Hence, my doing something I would not normally do and virtue signalling by bringing up my voluntary work. I am not entirely sure what I was thinking, but I think I wanted to signal agreement and empathy for the people she has met, as well as tacit support, in broad, non-committal terms, for her goals (“tacit support, in broad, non-committal terms”… I even sound like Sir Humphrey Appleby. Ugh).
***
On the way home I thought about my friends, and how I feel too liberal for some and too conservative for others. I thought about my shul, and how the rabbi would probably not approve of my voluntary work at a centre for non-Jewish (often Muslim) asylum seekers, even though the shul that runs the centre is Orthodox. I was in a Jewish part of London and, seeing the frum men and women, I thought as usual about wanting to have a frum wife, but in this context I wondered if it would be possible. After all, I could end up with a wife who liked my friends, but not my shul, or one who my rabbi would accept, but my friends would loathe. I remembered that E. was quite adamant about not being married by my rabbi when we were dating. At volunteering, I wondered if I would ever meet someone right for me. Sociologically, the Anglo-Jewish community is polarising into the Charedi (ultra-Orthodox) and the Jewishly unaffiliated and uninterested. Even the United Synagogue middle-of-the-road types are generally not frum enough for me any more.
***
I sometimes feel like a man of far too many parts, unable to really fit in anywhere. I want my wife to be someone I feel completely comfortable with and accepted by, but this seems impossible. Granted, that’s partly because I feel so ill at ease with myself, but even if I did like myself, it seems impossible for anyone else to accept me. And now I remember a friend who I opened up to a bit about my political thoughts who never responded to that email… did he simply overlook it or run out of time? Or was he shunning my views? He is at least still my friend, so he can’t have found them that obnoxious.
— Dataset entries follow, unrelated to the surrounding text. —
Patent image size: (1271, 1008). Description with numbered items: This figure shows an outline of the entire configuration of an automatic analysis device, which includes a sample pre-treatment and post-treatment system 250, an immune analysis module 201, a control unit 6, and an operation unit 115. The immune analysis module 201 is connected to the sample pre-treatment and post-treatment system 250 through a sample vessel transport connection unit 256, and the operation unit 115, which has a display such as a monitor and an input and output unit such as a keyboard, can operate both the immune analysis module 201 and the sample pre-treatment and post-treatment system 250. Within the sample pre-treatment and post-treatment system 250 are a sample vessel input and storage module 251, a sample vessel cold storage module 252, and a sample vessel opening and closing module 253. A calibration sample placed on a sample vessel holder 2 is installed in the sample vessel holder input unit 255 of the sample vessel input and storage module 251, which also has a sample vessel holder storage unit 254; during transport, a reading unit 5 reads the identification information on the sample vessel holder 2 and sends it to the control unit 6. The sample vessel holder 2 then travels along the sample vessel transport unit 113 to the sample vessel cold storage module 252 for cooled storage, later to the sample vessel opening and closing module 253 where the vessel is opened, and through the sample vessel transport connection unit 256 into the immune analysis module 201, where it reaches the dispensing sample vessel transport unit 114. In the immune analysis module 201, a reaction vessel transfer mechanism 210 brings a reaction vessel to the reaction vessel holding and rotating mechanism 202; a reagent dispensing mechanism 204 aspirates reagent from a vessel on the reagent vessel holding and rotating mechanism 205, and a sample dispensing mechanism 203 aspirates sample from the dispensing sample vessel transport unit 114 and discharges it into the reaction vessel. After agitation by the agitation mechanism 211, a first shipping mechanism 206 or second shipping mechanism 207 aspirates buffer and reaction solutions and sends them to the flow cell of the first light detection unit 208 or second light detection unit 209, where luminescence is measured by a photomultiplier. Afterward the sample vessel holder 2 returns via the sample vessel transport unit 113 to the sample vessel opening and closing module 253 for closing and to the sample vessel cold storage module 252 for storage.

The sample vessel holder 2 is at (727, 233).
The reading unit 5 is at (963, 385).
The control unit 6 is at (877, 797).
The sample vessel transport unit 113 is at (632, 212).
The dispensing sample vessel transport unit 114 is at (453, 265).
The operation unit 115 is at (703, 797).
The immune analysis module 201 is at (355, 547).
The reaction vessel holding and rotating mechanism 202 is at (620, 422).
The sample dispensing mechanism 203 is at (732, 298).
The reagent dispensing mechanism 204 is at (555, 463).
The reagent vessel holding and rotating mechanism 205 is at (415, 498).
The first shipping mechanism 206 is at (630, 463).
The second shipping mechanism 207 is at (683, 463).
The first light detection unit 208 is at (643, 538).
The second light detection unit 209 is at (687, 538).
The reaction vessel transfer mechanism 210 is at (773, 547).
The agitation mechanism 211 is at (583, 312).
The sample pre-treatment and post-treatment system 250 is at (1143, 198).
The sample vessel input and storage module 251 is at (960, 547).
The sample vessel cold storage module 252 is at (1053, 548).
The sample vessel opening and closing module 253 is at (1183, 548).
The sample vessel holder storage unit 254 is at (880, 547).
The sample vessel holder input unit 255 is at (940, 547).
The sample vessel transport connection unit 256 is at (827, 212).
And, if it wasn’t nearly 2.00am, I could raise the Z word (‘Zionism’) which is a whole can of worms in itself. But I should get to bed.
***
Sigh. Writing this was supposed to help me calm down and sort out my thoughts before bed, but it has actually made me much more tense and anxious as well as more alert and not ready to sleep. I wish I just could be a normal person, with normal, straightforward views, rather than trying to make myself an outlier in every community of which I could vaguely be considered a member. And I wish I could accept that it’s possible for people to like me without their agreeing with every political, religious and cultural opinion I have.